Stephanie Silvera, the recruitment director I had most of my conversations with, was the person I called, palms sweating, totally not relaxed, to tell them I was pregnant. She was probably the eighth person on the planet to know. While I had been wracked with anxiety in NYC and worrying about when to call or what to say, she didn’t miss a beat. She was so on board with it and so excited for me that it cemented 72andSunny for me and also made me cry (which, in all honesty, is not something I enjoy...).
Then I got a call from Matt Murphy, their ECD and a partner of the company, saying that my being pregnant didn’t change why they wanted me here. The pregnancy was something we’d work around, but in the grand scheme of things, this was an amazing thing for me and my family and that was the most important thing to remember.
I figured it would get down to brass tacks with the maternity policy and I also figured that if they weren’t really serious, this was where they could make it tough for me and create an out for themselves. Then they sent through their maternity policy. It allows primary caregivers to take six months paid leave with flexible working before and after you go on leave -- and kicks in, in full, once you’ve been an employee here for 30 days. I didn’t need to get my elbows out. I didn’t need to fight to have something written in for me that would make me the exception.
To me, that was one of the most exciting and refreshing pieces of Talent/HR protocol I have ever seen. As a woman who is a manager and a mother who thought for a long time about having my first child before I had her, I firmly believe that the lack of maternity pay and the one-year employment before eligibility contingency that most companies employ, is one of the things that stifles women most who want to be both leaders and mothers.

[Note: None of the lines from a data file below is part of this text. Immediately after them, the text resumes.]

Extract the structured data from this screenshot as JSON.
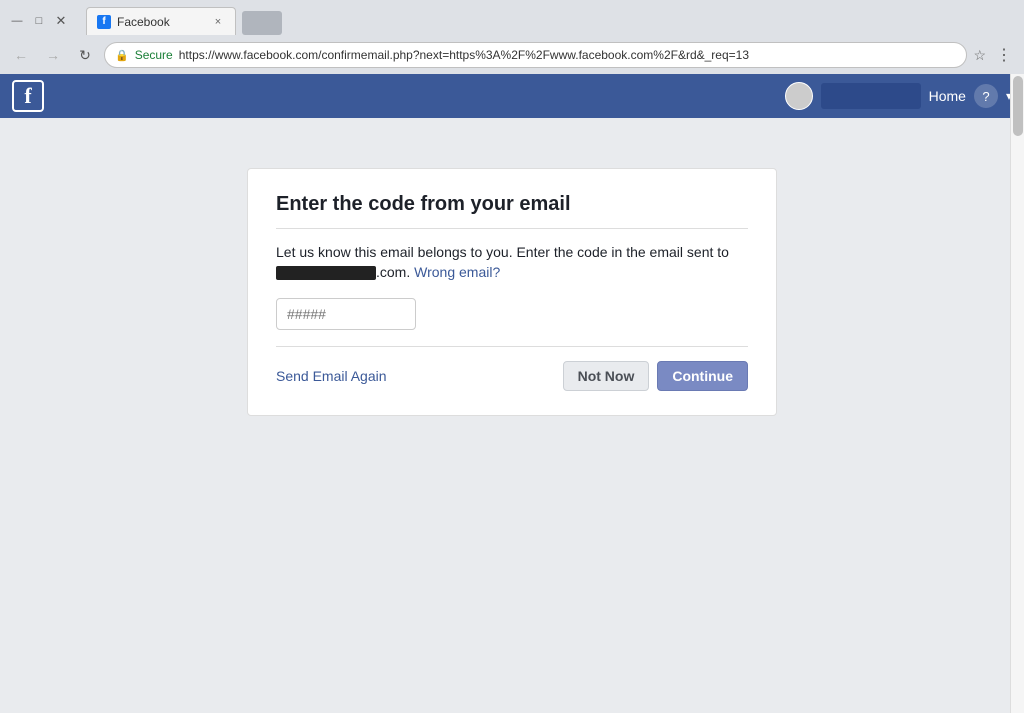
{
  "browser": {
    "title_bar": {
      "minimize_label": "—",
      "maximize_label": "□",
      "close_label": "✕"
    },
    "tab": {
      "favicon_letter": "f",
      "title": "Facebook",
      "close_label": "×"
    },
    "address_bar": {
      "secure_label": "Secure",
      "url": "https://www.facebook.com/confirmemail.php?next=https%3A%2F%2Fwww.facebook.com%2F&rd&_req=13",
      "lock_icon": "🔒",
      "star_icon": "☆"
    },
    "nav": {
      "back_icon": "←",
      "forward_icon": "→",
      "reload_icon": "↻",
      "menu_icon": "⋮"
    }
  },
  "facebook_header": {
    "logo_letter": "f",
    "home_label": "Home",
    "help_label": "?",
    "dropdown_icon": "▾"
  },
  "modal": {
    "title": "Enter the code from your email",
    "description_before": "Let us know this email belongs to you. Enter the code in the email sent to",
    "email_suffix": ".com.",
    "wrong_email_link": "Wrong email?",
    "code_placeholder": "#####",
    "send_again_label": "Send Email Again",
    "not_now_label": "Not Now",
    "continue_label": "Continue"
  }
}
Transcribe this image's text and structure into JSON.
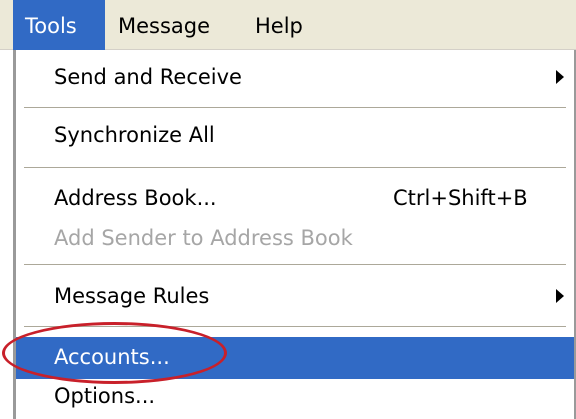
{
  "menubar": {
    "items": [
      {
        "label": "Tools",
        "active": true
      },
      {
        "label": "Message",
        "active": false
      },
      {
        "label": "Help",
        "active": false
      }
    ]
  },
  "dropdown": {
    "items": [
      {
        "label": "Send and Receive",
        "submenu": true
      },
      {
        "label": "Synchronize All"
      },
      {
        "label": "Address Book...",
        "shortcut": "Ctrl+Shift+B"
      },
      {
        "label": "Add Sender to Address Book",
        "disabled": true
      },
      {
        "label": "Message Rules",
        "submenu": true
      },
      {
        "label": "Accounts...",
        "highlighted": true
      },
      {
        "label": "Options..."
      }
    ]
  },
  "colors": {
    "highlight": "#316ac5",
    "annotation": "#c8202a",
    "disabled_text": "#a6a6a6"
  }
}
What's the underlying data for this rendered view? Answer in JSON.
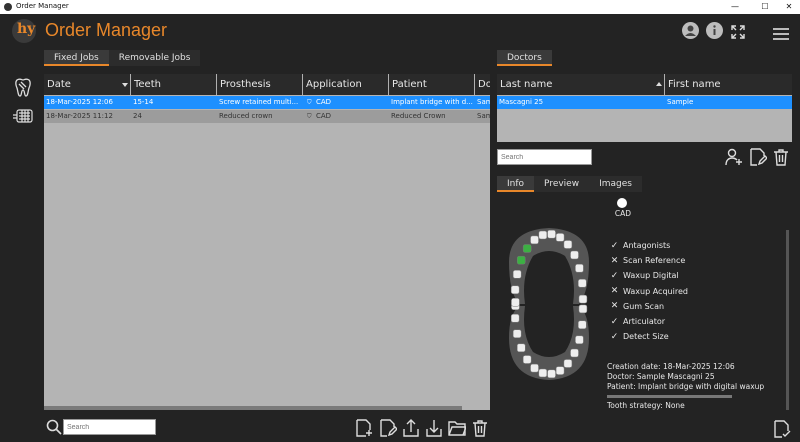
{
  "window": {
    "title": "Order Manager",
    "minimize": "—",
    "maximize": "☐",
    "close": "✕"
  },
  "app": {
    "title": "Order Manager",
    "logo_text": "hy"
  },
  "job_tabs": [
    {
      "label": "Fixed Jobs",
      "active": true
    },
    {
      "label": "Removable Jobs",
      "active": false
    }
  ],
  "jobs_table": {
    "columns": [
      "Date",
      "Teeth",
      "Prosthesis",
      "Application",
      "Patient",
      "Doc"
    ],
    "sorted_column": "Date",
    "rows": [
      {
        "date": "18-Mar-2025 12:06",
        "teeth": "15-14",
        "prosthesis": "Screw retained multi...",
        "application": "CAD",
        "patient": "Implant bridge with d...",
        "doctor": "Sam",
        "selected": true
      },
      {
        "date": "18-Mar-2025 11:12",
        "teeth": "24",
        "prosthesis": "Reduced crown",
        "application": "CAD",
        "patient": "Reduced Crown",
        "doctor": "Sam",
        "selected": false
      }
    ]
  },
  "doctors_tab": {
    "label": "Doctors"
  },
  "doctors_table": {
    "columns": [
      "Last name",
      "First name"
    ],
    "rows": [
      {
        "last_name": "Mascagni 25",
        "first_name": "Sample",
        "selected": true
      }
    ]
  },
  "doctor_search": {
    "placeholder": "Search"
  },
  "job_search": {
    "placeholder": "Search"
  },
  "detail_tabs": [
    {
      "label": "Info",
      "active": true
    },
    {
      "label": "Preview",
      "active": false
    },
    {
      "label": "Images",
      "active": false
    }
  ],
  "application_indicator": {
    "label": "CAD"
  },
  "checklist": [
    {
      "label": "Antagonists",
      "checked": true
    },
    {
      "label": "Scan Reference",
      "checked": false
    },
    {
      "label": "Waxup Digital",
      "checked": true
    },
    {
      "label": "Waxup Acquired",
      "checked": false
    },
    {
      "label": "Gum Scan",
      "checked": false
    },
    {
      "label": "Articulator",
      "checked": true
    },
    {
      "label": "Detect Size",
      "checked": true
    }
  ],
  "info": {
    "creation_date": "Creation date: 18-Mar-2025 12:06",
    "doctor": "Doctor: Sample Mascagni 25",
    "patient": "Patient: Implant bridge with digital waxup",
    "tooth_strategy": "Tooth strategy: None"
  },
  "colors": {
    "accent": "#e8872a",
    "selection": "#1e90ff",
    "background": "#232323",
    "grid": "#b4b4b4"
  }
}
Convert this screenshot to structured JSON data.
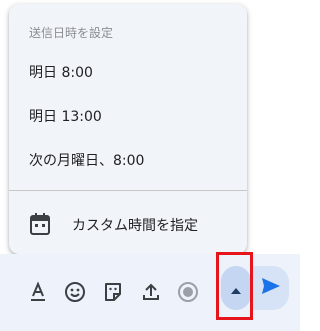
{
  "schedule_menu": {
    "header": "送信日時を設定",
    "options": [
      {
        "label": "明日 8:00"
      },
      {
        "label": "明日 13:00"
      },
      {
        "label": "次の月曜日、8:00"
      }
    ],
    "custom": {
      "label": "カスタム時間を指定",
      "icon": "calendar-icon"
    }
  },
  "toolbar": {
    "icons": [
      "text-format-icon",
      "emoji-icon",
      "sticker-icon",
      "upload-icon",
      "record-icon"
    ],
    "schedule_toggle_icon": "caret-up-icon",
    "send_icon": "send-icon"
  },
  "colors": {
    "accent": "#1a73e8",
    "highlight": "#e6151c",
    "toggle_bg": "#c4d6f2",
    "bar_bg": "#eef3fb"
  }
}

If you have to be at a company for a year before you get to have your baby in order to be eligible for benefits, you’re basically shackled to that company from the moment you start thinking about conception. The fact that wasn’t how 72andSunny viewed things at all was a complete revelation to me and for the first time in a long time, I felt like THIS is how corporate America could help change the working environment for mothers and keep more of us in the workforce.
I do also realize that 72andSunny is a pioneer in this space and I do recognize that these benefits are exceptional in the current market. But they should NOT be. These are benefits that we can all push for -- in leadership, but also beyond. It’s what we need to do. I also hope that by talking about what normal should be and socializing this information, we can help make this sort of story much less the exception and much more the rule. Because, quite frankly, I can still do my job perfectly well while growing a child. And so can any other woman out there.